A committee of 21 NGOs working in eastern Chad, including Save the Children, Oxfam, and Action against Hunger, has signed a joint statement expressing “profound concern” over the incident, calling it a “serious violation” of the children’s rights.

“Since our arrival in Chad, we have worked very closely with the Chadian and Sudanese communities to assure that their basic needs are met,” the statement says. “We have always respected the rights of children in the communities we serve, and we will continue to integrate these fundamental principles into our work.”

In a 26 October joint statement UN agencies operating in Chad said they learned of the attempted evacuation with “indignation” and “deplore that such acts would alter the serious work that the majority of international NGOs in Chad have been developing for decades, in respect of national laws and international standards.”

Members of L’Arche de Zoé have insisted they were simply trying to save the children’s lives, and that they had full authorisation from the Chadian government. None of the charges against the group has been proven in court.

In Sudan’s Darfur region, on the border with Chad, armed conflict pitting government forces and allied militia against rebel groups has killed an estimated 200,000 people and displaced 2.2 million since 2003. Around 230,000 Sudanese refugees are living in camps in eastern Chad, which is itself plagued by violence that has displaced 180,000.

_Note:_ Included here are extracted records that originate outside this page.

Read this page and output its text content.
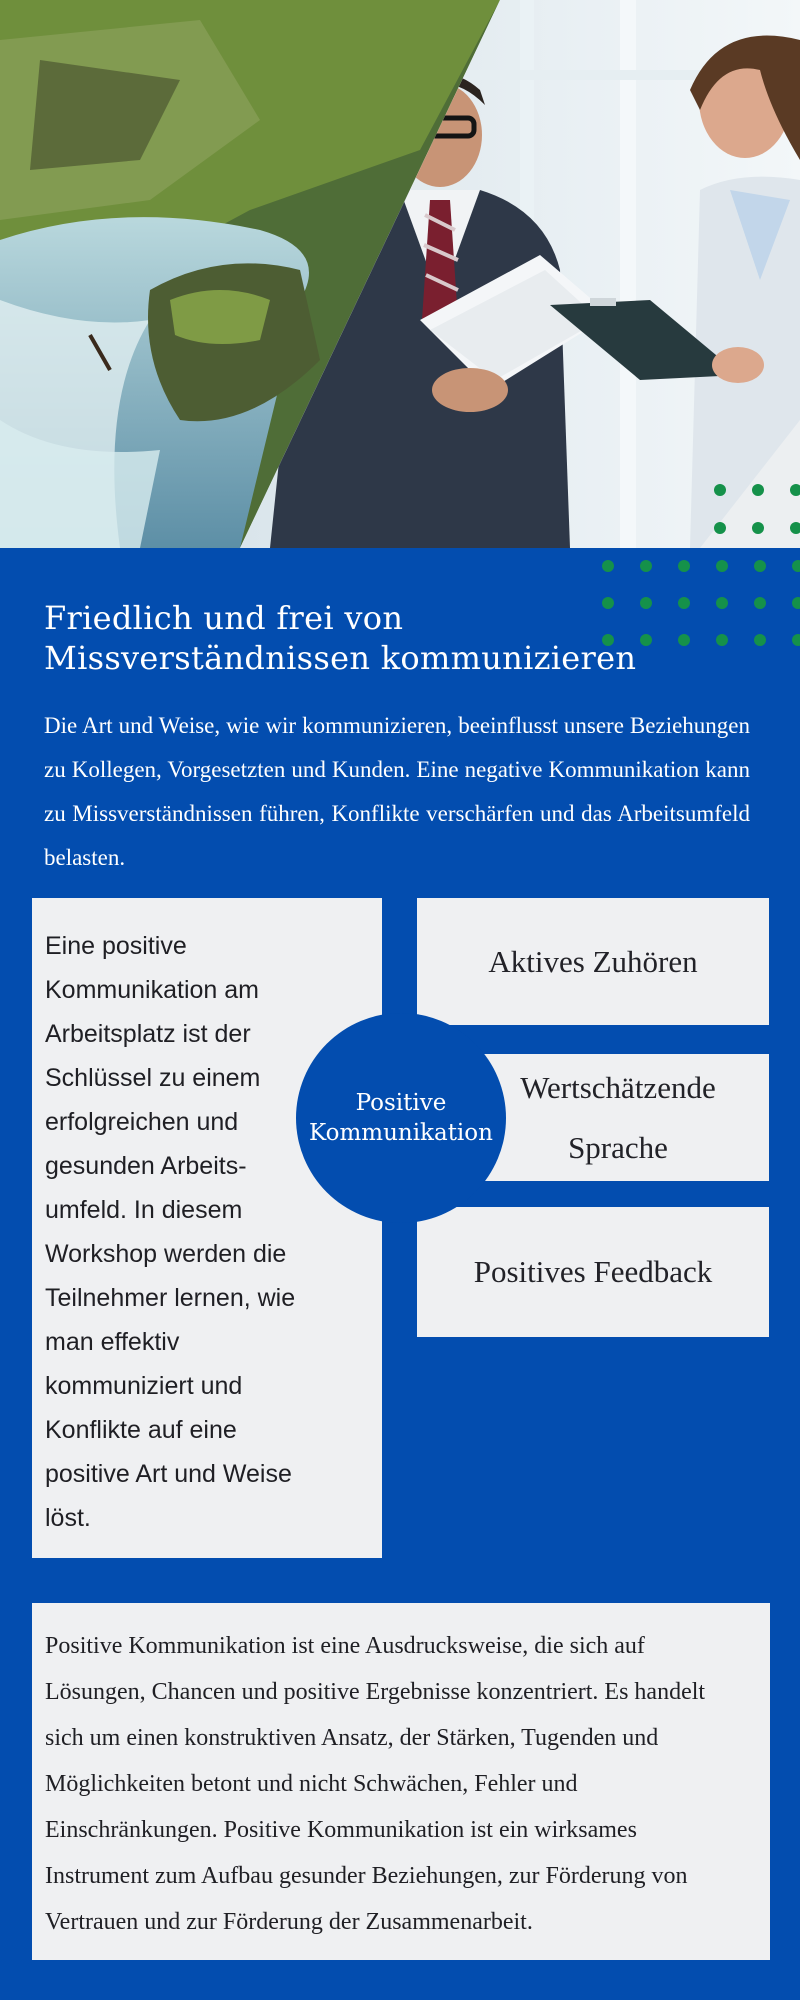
Friedlich und frei von Missverständnissen kommunizieren

Die Art und Weise, wie wir kommunizieren, beeinflusst unsere Beziehungen zu Kollegen, Vorgesetzten und Kunden. Eine negative Kommunikation kann zu Missverständnissen führen, Konflikte verschärfen und das Arbeitsumfeld belasten.

Eine positive
Kommunikation am
Arbeitsplatz ist der
Schlüssel zu einem
erfolgreichen und
gesunden Arbeits-
umfeld. In diesem
Workshop werden die
Teilnehmer lernen, wie
man effektiv
kommuniziert und
Konflikte auf eine
positive Art und Weise
löst.

Aktives Zuhören
Wertschätzende
Sprache
Positives Feedback
Positive
Kommunikation

Positive Kommunikation ist eine Ausdrucksweise, die sich auf
Lösungen, Chancen und positive Ergebnisse konzentriert. Es handelt
sich um einen konstruktiven Ansatz, der Stärken, Tugenden und
Möglichkeiten betont und nicht Schwächen, Fehler und
Einschränkungen. Positive Kommunikation ist ein wirksames
Instrument zum Aufbau gesunder Beziehungen, zur Förderung von
Vertrauen und zur Förderung der Zusammenarbeit.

Save the Children estimates that at least half of the Chadian displaced and Sudanese refugees in eastern Chad are children.

Confusion

Locally, L’Arche de Zoé is reported to have another name, Children Rescue, which translates in Arabic (one of two official languages in Chad) to Save the Children.

“There was some confusion at the beginning,” Lamazière said. “We clarified that immediately with the local authorities,” who then broadcast messages on local radio clarifying that Save the Children and other NGOs “had nothing to do with these activities.”

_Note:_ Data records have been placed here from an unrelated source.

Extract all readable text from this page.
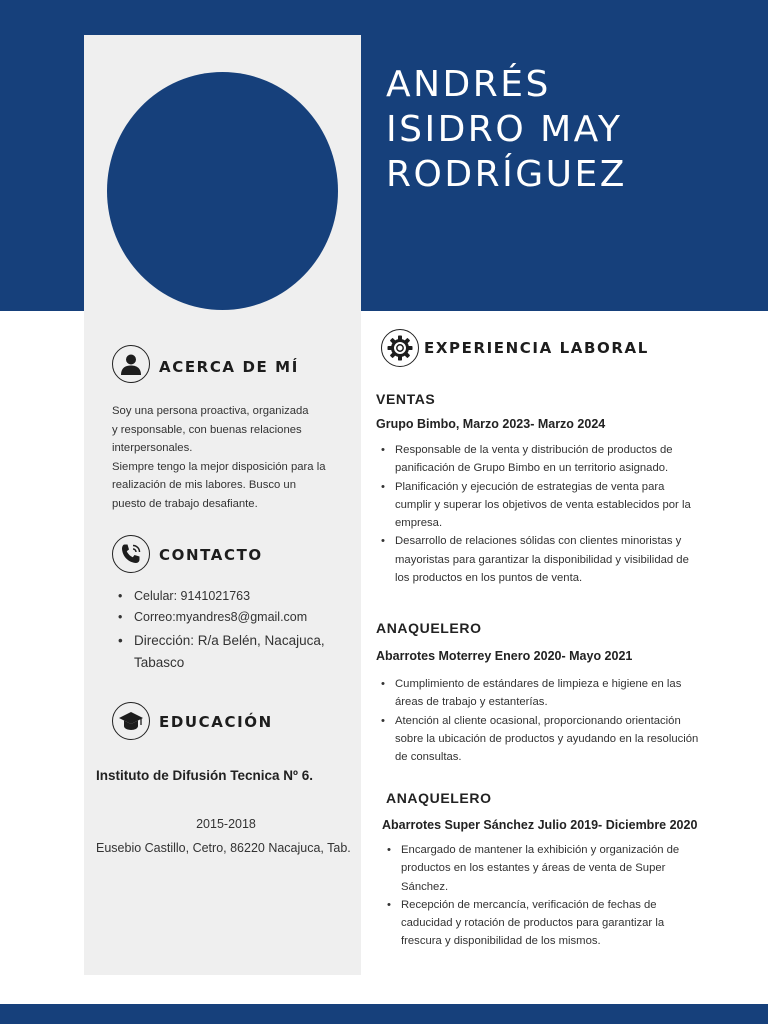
ANDRÉS
ISIDRO MAY
RODRÍGUEZ
ACERCA DE MÍ
Soy una persona proactiva, organizada
y responsable, con buenas relaciones
interpersonales.
Siempre tengo la mejor disposición para la
realización de mis labores. Busco un
puesto de trabajo desafiante.
CONTACTO
• Celular: 9141021763
• Correo:myandres8@gmail.com
• Dirección: R/a Belén, Nacajuca, Tabasco
EDUCACIÓN
Instituto de Difusión Tecnica Nº 6.
2015-2018
Eusebio Castillo, Cetro, 86220 Nacajuca, Tab.
EXPERIENCIA LABORAL
VENTAS
Grupo Bimbo, Marzo 2023- Marzo 2024
• Responsable de la venta y distribución de productos de panificación de Grupo Bimbo en un territorio asignado.
• Planificación y ejecución de estrategias de venta para cumplir y superar los objetivos de venta establecidos por la empresa.
• Desarrollo de relaciones sólidas con clientes minoristas y mayoristas para garantizar la disponibilidad y visibilidad de los productos en los puntos de venta.
ANAQUELERO
Abarrotes Moterrey Enero 2020- Mayo 2021
• Cumplimiento de estándares de limpieza e higiene en las áreas de trabajo y estanterías.
• Atención al cliente ocasional, proporcionando orientación sobre la ubicación de productos y ayudando en la resolución de consultas.
ANAQUELERO
Abarrotes Super Sánchez Julio 2019- Diciembre 2020
• Encargado de mantener la exhibición y organización de productos en los estantes y áreas de venta de Super Sánchez.
• Recepción de mercancía, verificación de fechas de caducidad y rotación de productos para garantizar la frescura y disponibilidad de los mismos.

Pahimi Padacké Albert, Chadian Minister of Justice, told IRIN: “This act should not be confused with all the important humanitarian work being done for the Chadian people. It’s an NGO that operated outside of the norms.”

Fear

Some humanitarian workers had expressed fear that this event would make their work more difficult, as local populations would paint all NGOs with the same brush.

“People are hearing that a Western NGO is trafficking children. It’s a real problem,” said Makbidji Henri, a Chadian national who has worked with various international aid organisations. “When we want to work with children or the elderly, people will ask if there isn’t a hidden agenda.”

But according to Roland Van Hauwermeiren, Chad country director for Oxfam Great Britain and spokesperson for the committee of NGOs, in the days following the arrests, the activities of other NGOs have not been affected.

“We continue delivering services as ever before,” he said. “The population is smart enough to make differences.”

The children are now in an orphanage in Abéché, in the care of the Chadian Ministry of Social Affairs, the UN Refugee Agency (UNHCR), the UN Children’s Fund (UNICEF) and the International Committee of the Red Cross. They have received food, clothes and recreational materials, and will be returned to their families in Tiné, Adré and Goz Béïda, an aid official said.